What is the Constitution?
The U.S. Constitution is the fundamental framework of America’s system of government.
1. Creates a government that puts the power in the hands of the people
2. Separates the powers of government into three branches: the legislative branch, which makes the laws; the executive branch, which executes the laws; and the judicial branch, which interprets the laws
3. Sets up a system of checks and balances that ensures no one branch has too much power
4. Divides power between the states and the federal government
5. Describes the purposes and duties of the government
6. Defines the scope and limit of government power
7. Prescribes the system for electing representatives
8. Establishes the process for the document’s ratification and amendment
9. Outlines many rights and freedoms of the people
"The Constitution acted like a colossal merger, uniting a group of states with different interests, laws, and cultures. Under America’s first national government, the Articles of Confederation, the states acted together only for specific purposes. The Constitution united its citizens as members of a whole, vesting the power of the union in the people. Without it, the American Experiment might have ended as quickly as it had begun."
10 Fast Facts about the Constitution
10 Fast Facts on the Constitution
From the Constitution Center
- The U.S. Constitution was written in the same Pennsylvania State House where the Declaration of Independence was signed and where George Washington received his commission as Commander of the Continental Army. Now called Independence Hall, the building still stands today on Independence Mall in Philadelphia, directly across from the National Constitution Center.
- Written in 1787, the Constitution was signed on September 17th. But it wasn’t until 1788 that it was ratified by the necessary nine states.
- The U.S. Constitution was prepared in secret, behind locked doors that were guarded by sentries.

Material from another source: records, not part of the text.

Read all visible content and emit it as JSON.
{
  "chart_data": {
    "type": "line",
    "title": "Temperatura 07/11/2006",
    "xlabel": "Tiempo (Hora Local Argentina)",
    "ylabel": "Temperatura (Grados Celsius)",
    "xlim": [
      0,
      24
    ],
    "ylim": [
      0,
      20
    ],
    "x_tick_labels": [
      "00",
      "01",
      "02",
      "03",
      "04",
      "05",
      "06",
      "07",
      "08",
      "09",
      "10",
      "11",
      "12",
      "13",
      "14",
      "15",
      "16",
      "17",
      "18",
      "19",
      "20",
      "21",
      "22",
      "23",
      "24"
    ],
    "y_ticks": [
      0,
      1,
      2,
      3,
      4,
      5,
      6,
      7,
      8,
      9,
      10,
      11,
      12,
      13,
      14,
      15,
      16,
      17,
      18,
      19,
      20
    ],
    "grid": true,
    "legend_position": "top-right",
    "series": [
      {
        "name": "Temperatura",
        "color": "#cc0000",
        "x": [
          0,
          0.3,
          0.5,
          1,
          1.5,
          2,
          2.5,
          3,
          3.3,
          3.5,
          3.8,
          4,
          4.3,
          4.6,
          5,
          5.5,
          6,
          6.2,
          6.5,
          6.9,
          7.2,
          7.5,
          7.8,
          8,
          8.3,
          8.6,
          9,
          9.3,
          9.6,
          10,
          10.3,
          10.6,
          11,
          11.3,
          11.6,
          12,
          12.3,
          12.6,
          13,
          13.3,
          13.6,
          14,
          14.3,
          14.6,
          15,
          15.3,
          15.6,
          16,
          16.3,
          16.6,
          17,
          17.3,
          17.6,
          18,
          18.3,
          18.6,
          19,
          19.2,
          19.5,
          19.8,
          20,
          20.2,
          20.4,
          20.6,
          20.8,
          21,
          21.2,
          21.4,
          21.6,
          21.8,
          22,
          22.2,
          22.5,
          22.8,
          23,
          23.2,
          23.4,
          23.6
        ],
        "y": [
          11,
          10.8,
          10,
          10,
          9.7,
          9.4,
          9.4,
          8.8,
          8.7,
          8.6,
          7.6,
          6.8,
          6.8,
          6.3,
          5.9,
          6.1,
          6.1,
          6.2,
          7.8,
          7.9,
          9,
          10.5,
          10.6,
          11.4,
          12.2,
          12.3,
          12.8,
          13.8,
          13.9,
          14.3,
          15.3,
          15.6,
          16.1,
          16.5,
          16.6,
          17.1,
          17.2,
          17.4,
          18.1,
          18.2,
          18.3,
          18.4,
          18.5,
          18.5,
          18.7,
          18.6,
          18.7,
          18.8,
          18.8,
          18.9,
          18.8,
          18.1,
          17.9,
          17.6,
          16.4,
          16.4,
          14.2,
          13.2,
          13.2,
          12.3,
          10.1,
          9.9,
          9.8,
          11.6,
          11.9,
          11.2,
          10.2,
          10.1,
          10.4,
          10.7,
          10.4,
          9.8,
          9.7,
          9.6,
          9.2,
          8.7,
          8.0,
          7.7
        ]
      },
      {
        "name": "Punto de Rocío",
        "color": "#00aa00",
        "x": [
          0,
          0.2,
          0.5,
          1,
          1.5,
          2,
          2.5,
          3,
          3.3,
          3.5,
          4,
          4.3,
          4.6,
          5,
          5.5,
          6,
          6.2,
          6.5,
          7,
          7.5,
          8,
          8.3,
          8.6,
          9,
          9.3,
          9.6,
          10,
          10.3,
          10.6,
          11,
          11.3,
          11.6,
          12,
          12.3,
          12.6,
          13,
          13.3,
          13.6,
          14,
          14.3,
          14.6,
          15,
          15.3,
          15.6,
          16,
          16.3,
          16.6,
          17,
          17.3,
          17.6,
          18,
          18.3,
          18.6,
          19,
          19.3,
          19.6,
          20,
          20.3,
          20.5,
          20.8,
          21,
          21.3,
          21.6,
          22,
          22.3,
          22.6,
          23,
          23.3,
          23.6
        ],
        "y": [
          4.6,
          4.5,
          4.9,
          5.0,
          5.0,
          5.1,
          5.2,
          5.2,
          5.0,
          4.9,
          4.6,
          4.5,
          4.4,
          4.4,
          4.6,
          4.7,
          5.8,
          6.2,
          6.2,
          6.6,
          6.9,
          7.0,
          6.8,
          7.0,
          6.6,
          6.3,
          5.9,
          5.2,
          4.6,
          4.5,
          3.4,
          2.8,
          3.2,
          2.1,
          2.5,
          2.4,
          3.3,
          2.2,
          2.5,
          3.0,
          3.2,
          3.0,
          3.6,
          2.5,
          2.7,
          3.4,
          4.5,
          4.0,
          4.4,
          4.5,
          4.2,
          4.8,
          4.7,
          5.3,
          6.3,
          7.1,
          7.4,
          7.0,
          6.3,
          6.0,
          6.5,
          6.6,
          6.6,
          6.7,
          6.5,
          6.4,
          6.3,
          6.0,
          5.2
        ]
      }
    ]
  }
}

- Some of the original framers and many delegates in the state ratifying conventions were very troubled that the original Constitution lacked a description of individual rights. In 1791, Americans added a list of rights to the Constitution. The first ten amendments became known as The Bill of Rights
- Of the 55 delegates attending the Constitutional Convention, 39 signed and 3 delegates dissented. Two of America’s “founding fathers” didn’t sign the Constitution. Thomas Jefferson was representing his country in France and John Adams was doing the same in Great Britain.
- Established on November 26, 1789, the first national “Thanksgiving Day” was originally created by George Washington as a way of “giving thanks” for the Constitution.
- Of the written national constitutions, the U.S. Constitution is the oldest and shortest.
- At 81, Benjamin Franklin of Pennsylvania was the oldest delegate at the Constitutional Convention and at 26, Jonathon Dayton of New Jersey was the youngest.
- The original Constitution is on display at the National Archives in Washington, D.C. When the Japanese bombed Pearl Harbor, it was moved to Fort Knox for safekeeping.
- More than 11,000 amendments have been introduced in Congress. Thirty three have gone to the states to be ratified and twenty seven have received the necessary approval from the states to actually become amendments to the Constitution.
The Articles of Confederation
The Articles of Confederation
From the Library of Congress
"The Continental Congress adopted the Articles of Confederation, the first constitution of the United States, on November 15, 1777. However, ratification of the Articles of Confederation by all thirteen states did not occur until March 1, 1781. The Articles created a loose confederation of sovereign states and a weak central government, leaving most of the power with the state governments. The need for a stronger Federal government soon became apparent and eventually led to the Constitutional Convention in 1787. The present United States Constitution replaced the Articles of Confederation on March 4, 1789.
In what respect had the Confederation failed?
From the National Archives
It had three great weaknesses. It had no means of revenue independent of that received through its requisitions on the States, which were nothing more than requests, which the States could and did disregard; and it had no control over foreign or interstate commerce. Behind these lacks was its inability to compel the States to honor the national obligations. It could make treaties but had no means to compel obedience to them; or to provide for the payment of the foreign debt. It had responsibility but no power as a national government; no means of coercing the States to obedience even to the very inadequate grant given to the "League of Friendship" by the Articles of Confederation. But its greatest weakness was that it had no direct origin in, or action on, the people themselves; but, unlike both the Declaration of Independence and the later Constitution, knew only the States and was known only to them, calling them sovereign.
What Does the Constitution Say?
The Constitution of the United States contains a preamble and seven articles that describe the way the government is structured and how it operates. The first three articles establish the three branches of government and their powers: Legislative (Congress), Executive (office of the President,) and Judicial (Federal court system). A system of checks and balances prevents any one of these separate powers from becoming dominant. Articles four through seven describe the relationship of the states to the Federal Government, establish the Constitution as the supreme law of the land, and define the amendment and ratification processes.
We the People of the United States, in Order to form a more perfect Union, establish Justice, insure domestic Tranquility, provide for the common defence, promote the general Welfare, and secure the Blessings of Liberty to ourselves and our Posterity, do ordain and establish this Constitution for the United States of America.